Les derniers ballets diplomatiques du monde bipolaire orchestrés par Marc Bressant. Un grand prix de l'Académie française jubilatoire.
Ne jamais se fier aux apparences. Avec son titre passe-partout (La Dernière Conférence), ses lauriers un rien «tradi», décernés par l'Académie française, et le CV de son auteur, homme tout à la fois de télévision et du Quai d'Orsay, le roman de Patrick Imhaus, alias Marc Bressant, n'avait pas vraiment le profil du livre qu'il faut avoir lu pour briller dans les dîners branchés. Belle erreur! La Dernière Conférence, sise à Londres du 30 septembre au 23 décembre 1989, se révèle un bijou d'intelligence, l'illustration parfaite du cocktail gagnant: un contexte passionnant - les dernières heures de la guerre froide - un procédé narratif pertinent - le journal de bord d'un diplomate désabusé - et un style décapant.
C'est avec un humour très british et une rigueur toute germanique que Jean-Pierre Tromelin, chef de la délégation française à une conférence européenne sur l'information, note jour après jour, histoire de tromper l'ennui, les microscopiques péripéties de l'un de ces interminables dialogues de sourds Est-Ouest qui ont fait florès à la belle époque bipolaire - à peine ébréchée ici par la perestroïka gorbatchévienne. Le casting inclut un Roumain intraitable, une crapule soviétique, un apparatchik tchèque, des frères ennemis allemands, une âme damnée de Dame Thatcher, un ingénieux observateur du Saint-Siège, mais aussi les galipettes de l'Irlandais, les amours du Français avec l'impétueuse Yougoslave... Jusqu'à ce 9 novembre où, à Berlin, un mur tombe.

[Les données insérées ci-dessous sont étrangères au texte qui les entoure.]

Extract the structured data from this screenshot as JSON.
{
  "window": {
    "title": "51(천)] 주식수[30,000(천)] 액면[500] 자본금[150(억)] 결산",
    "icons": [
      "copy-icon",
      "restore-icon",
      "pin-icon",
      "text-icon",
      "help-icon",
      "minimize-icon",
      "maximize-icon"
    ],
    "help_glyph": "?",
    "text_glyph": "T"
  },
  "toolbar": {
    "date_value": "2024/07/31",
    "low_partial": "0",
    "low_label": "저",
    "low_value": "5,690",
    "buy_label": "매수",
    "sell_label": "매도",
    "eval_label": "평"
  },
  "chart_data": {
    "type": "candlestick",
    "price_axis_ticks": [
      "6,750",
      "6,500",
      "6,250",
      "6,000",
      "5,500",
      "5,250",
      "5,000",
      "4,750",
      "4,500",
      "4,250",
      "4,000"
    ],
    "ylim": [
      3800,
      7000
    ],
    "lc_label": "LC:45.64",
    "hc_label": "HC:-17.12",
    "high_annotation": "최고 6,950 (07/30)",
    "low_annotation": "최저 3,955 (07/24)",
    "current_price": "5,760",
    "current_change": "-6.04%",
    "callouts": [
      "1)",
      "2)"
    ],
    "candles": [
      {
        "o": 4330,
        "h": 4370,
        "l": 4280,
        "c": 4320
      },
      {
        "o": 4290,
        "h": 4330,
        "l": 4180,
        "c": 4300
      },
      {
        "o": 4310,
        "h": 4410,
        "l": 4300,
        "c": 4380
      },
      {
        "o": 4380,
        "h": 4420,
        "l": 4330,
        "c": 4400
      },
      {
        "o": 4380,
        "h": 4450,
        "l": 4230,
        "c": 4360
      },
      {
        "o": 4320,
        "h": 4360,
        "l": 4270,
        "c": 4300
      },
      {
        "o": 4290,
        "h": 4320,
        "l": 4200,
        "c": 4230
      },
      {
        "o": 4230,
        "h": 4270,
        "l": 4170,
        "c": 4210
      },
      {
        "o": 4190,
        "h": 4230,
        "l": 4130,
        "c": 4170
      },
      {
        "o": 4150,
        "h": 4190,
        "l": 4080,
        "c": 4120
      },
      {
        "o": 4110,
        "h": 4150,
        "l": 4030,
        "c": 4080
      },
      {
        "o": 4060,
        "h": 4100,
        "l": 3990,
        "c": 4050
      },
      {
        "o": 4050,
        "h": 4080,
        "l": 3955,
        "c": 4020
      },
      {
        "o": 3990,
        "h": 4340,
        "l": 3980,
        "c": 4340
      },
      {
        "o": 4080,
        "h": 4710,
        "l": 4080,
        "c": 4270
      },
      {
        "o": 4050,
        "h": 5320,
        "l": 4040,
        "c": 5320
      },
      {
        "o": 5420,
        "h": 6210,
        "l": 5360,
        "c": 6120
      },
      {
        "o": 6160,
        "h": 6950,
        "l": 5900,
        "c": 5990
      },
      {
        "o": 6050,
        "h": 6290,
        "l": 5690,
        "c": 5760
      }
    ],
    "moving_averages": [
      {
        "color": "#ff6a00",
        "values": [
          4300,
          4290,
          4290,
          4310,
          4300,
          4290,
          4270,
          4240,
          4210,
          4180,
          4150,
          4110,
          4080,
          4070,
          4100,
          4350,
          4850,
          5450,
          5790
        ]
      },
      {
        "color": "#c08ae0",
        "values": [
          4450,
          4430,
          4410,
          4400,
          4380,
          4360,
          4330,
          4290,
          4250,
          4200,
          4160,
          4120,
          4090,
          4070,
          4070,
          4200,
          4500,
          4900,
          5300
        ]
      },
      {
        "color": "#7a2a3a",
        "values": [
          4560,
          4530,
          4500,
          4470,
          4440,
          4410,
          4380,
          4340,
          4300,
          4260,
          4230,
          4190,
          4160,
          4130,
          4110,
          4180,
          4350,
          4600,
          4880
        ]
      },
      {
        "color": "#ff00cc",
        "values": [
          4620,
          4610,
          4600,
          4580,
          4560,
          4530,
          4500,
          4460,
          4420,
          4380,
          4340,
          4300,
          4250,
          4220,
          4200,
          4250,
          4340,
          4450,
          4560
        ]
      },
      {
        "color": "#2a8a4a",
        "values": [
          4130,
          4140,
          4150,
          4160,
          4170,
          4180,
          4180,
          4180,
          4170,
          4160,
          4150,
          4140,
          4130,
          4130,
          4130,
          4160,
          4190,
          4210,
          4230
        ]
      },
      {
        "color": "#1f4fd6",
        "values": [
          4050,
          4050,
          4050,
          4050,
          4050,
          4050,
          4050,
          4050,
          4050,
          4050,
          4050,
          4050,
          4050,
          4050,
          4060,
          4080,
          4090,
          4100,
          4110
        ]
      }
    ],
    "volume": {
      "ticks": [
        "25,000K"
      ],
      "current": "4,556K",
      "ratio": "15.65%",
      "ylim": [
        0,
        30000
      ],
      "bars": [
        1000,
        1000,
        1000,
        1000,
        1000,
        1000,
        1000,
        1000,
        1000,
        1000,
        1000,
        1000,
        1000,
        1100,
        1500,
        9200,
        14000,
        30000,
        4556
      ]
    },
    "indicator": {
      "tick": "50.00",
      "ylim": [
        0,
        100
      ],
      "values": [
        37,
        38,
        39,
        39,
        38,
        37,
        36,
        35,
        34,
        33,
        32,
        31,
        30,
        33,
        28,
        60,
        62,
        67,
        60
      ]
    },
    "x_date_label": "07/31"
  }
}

L'onde de choc va bouleverser les palabres de Londres, fissurer les blocs, ébranler les relations diplomatiques.
En quelques traits, la plume alerte et érudite du romancier en dit plus qu'un long traité de sciences politiques. Ou comment, en mâtinant Paul Claudel et John le Carré, transformer un huis clos léthargique en thriller jubilatoire.